In most of his stops, Pettine has preferred physical cornerbacks who can press, which Green Bay does have.
The main theme here is that the Bears should be ready for any look, any blitz, any stunts, anything. On national TV, Pettine will be sure to get creative.
This is an easy one. While the Bears clearly don’t believe that James Daniels is ready, and that’s fine, Kush has not exactly looked great in preseason play either. Daniels should be lined up in a three-technique (on the outside shoulder of the guard) rather frequently and this could be a problem for Mitch Trubisky and Jordan Howard.
King can be defeated on deep balls especially when he tries to jump routes, and that’s where Robinson comes in. If the Bears break out a “Sluggo” concept (slant/go) or a hook and go route, Robinson will take advantage of King‘s aggressiveness and make some big plays.
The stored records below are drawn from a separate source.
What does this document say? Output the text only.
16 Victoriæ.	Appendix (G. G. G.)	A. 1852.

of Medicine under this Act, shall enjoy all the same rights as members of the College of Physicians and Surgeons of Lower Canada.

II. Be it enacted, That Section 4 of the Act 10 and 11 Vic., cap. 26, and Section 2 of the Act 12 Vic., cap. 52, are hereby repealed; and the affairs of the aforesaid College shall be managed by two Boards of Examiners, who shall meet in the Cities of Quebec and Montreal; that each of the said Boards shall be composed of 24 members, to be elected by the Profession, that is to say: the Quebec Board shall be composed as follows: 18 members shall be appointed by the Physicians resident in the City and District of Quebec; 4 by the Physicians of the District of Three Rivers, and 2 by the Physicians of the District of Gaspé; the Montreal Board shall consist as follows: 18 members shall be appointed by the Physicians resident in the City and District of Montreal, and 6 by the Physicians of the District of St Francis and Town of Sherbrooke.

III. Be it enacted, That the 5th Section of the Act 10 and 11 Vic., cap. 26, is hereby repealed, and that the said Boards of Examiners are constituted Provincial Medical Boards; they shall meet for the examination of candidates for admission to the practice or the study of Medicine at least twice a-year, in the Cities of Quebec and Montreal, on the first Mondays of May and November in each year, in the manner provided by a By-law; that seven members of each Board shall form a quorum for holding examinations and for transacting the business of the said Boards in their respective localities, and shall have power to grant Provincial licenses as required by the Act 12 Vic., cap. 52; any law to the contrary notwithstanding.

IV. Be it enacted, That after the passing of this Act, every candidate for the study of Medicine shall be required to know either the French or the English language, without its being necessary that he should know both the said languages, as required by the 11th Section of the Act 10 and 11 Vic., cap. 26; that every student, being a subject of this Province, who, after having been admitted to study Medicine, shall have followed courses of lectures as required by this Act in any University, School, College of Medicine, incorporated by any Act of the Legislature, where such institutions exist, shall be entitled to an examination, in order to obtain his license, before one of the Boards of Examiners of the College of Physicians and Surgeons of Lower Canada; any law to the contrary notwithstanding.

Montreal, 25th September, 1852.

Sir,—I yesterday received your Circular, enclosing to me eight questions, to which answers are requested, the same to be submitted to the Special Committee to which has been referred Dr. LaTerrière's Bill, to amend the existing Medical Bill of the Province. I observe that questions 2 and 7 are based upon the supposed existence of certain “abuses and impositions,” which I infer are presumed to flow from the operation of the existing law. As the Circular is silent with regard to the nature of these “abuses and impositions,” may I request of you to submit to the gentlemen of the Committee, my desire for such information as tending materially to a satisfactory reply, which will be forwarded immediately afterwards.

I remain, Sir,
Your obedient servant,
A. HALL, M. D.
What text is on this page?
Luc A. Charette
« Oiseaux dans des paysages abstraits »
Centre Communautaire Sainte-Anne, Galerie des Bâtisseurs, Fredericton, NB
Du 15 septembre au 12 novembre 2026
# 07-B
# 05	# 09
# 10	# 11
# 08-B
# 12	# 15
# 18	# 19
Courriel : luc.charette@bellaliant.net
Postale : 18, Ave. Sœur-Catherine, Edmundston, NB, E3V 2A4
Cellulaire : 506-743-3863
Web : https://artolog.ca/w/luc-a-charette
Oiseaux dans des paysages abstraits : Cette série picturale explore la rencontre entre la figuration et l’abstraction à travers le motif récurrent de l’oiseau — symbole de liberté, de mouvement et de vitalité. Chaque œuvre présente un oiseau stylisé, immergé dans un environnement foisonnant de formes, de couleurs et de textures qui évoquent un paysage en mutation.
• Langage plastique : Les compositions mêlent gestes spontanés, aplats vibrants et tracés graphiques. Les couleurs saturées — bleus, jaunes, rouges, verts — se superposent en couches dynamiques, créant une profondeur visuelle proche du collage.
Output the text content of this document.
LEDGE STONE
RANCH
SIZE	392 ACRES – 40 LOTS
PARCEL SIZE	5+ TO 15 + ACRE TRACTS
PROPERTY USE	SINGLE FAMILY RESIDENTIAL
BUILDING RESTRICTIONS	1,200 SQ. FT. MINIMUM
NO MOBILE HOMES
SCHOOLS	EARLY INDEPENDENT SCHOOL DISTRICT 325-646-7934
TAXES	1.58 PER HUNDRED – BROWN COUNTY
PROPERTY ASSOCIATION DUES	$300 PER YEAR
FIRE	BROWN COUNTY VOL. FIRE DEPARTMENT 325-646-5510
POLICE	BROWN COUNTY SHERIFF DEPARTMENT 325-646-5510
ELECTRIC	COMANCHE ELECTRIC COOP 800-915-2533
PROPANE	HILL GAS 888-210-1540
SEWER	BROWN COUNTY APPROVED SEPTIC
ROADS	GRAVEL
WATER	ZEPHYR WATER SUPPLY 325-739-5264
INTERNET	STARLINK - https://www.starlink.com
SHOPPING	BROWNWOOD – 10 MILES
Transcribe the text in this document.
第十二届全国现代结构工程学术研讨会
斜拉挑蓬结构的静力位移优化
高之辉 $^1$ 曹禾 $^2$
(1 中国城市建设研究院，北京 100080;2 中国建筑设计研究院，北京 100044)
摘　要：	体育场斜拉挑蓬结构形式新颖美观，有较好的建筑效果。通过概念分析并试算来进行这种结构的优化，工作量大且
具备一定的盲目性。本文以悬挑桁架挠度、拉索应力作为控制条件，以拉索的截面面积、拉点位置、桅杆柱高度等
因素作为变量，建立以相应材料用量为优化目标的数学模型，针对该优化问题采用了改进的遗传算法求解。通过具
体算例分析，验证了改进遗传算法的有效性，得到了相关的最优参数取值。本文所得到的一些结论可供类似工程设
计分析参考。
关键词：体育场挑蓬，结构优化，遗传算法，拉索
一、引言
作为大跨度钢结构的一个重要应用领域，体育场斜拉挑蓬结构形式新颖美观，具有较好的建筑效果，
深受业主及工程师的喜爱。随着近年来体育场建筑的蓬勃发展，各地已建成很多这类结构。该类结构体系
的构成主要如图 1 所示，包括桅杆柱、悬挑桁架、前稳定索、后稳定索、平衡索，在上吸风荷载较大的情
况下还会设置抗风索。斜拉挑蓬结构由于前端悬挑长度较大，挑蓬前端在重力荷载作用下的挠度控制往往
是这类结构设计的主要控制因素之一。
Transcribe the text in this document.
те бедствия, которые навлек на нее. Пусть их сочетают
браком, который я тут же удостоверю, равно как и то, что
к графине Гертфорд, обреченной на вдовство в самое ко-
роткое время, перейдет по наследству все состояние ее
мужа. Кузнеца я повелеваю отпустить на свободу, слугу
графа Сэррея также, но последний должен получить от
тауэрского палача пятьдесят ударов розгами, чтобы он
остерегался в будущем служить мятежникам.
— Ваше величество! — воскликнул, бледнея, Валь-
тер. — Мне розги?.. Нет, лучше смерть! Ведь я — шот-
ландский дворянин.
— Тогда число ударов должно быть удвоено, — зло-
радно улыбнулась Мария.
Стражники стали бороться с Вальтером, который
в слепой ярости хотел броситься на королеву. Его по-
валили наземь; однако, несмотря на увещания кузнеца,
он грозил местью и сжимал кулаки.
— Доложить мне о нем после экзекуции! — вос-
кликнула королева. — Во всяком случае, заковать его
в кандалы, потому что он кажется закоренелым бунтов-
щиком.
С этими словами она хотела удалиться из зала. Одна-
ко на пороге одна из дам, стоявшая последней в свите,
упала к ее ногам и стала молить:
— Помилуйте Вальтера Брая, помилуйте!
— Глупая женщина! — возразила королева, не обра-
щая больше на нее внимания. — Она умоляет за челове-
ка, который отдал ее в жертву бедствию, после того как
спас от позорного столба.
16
But the matchup that the Bears can use to their advantage more frequently is the edge in speed and athleticism that Tarik Cohen has over the Packers’ linebackers. On tosses, wheel routes against man coverage, and angle/semi-circle routes over the middle, I have no faith in Martinez or Morrison to keep up with Cohen.
Watch Green Bay’s game against Carolina last season and notice how they used Christian McCaffrey, especially on the first couple possessions. Nagy should absolutely be watching that tape and he should be prepared to use Cohen in the exact same way.